I New Discoveries defining Complexity - References
Three main lectures are scheduled on this topic to focus on particular aspects of complexity, i.e. complexity and biological systems; complexity in climatology; complexity - an approach from epistemology and philosophy.
There are many ways of studying complexity. They generally all handle it by trying to understand the dynamic behaviour of complex systems that range from individual organisms to the largest economic, technical, social, and political systems. By confronting and allowing these approaches to interact, by exchanging views on different complex systems, we expect to gain new ideas and to try to answer such questions as : Which way did science work until now, how did it evolve, and how might it evolve in the future? How can big pictures emerge from a sea of data ?

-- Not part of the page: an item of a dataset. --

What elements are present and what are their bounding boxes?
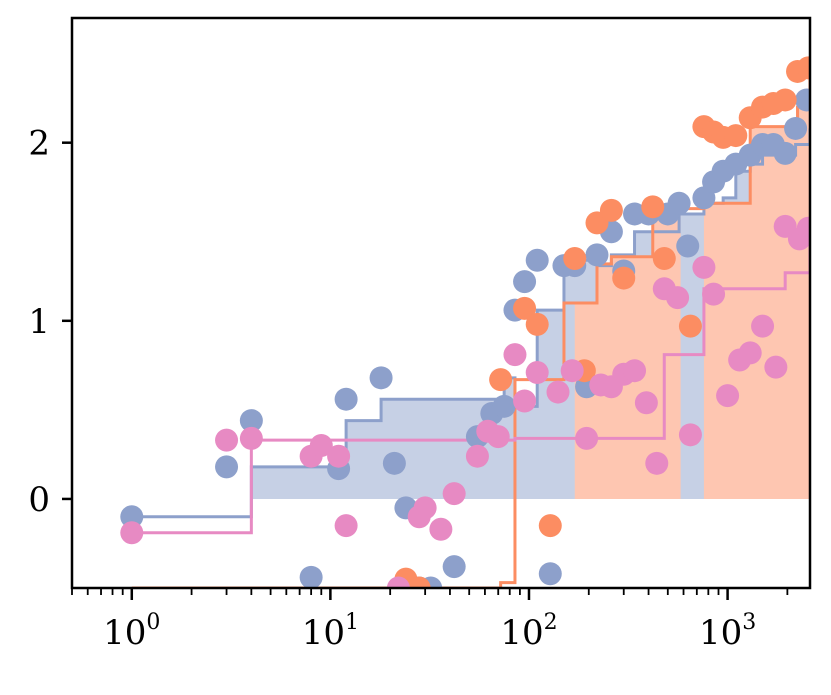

II Origin and Migrations of Modern Humans - References
From the origin of the modern human being to today's Society, what are the forces involved, from where and how did we arrive at the point where we are now ?
Palaeontology, anthropology, genetics and linguistics can contribute to our better understanding of our history. How can these different approaches cross-fertilize each other, what have they learnt and what can they learn from each other ?
The aim of the workshops is to imagine how the principles of coordination and dialogue between the natural sciences and the humanities can be integrated into everyday decisions and strategies. Participants from different horizons will take part in the discussions : leaders from politics, industry, science, and students, etc.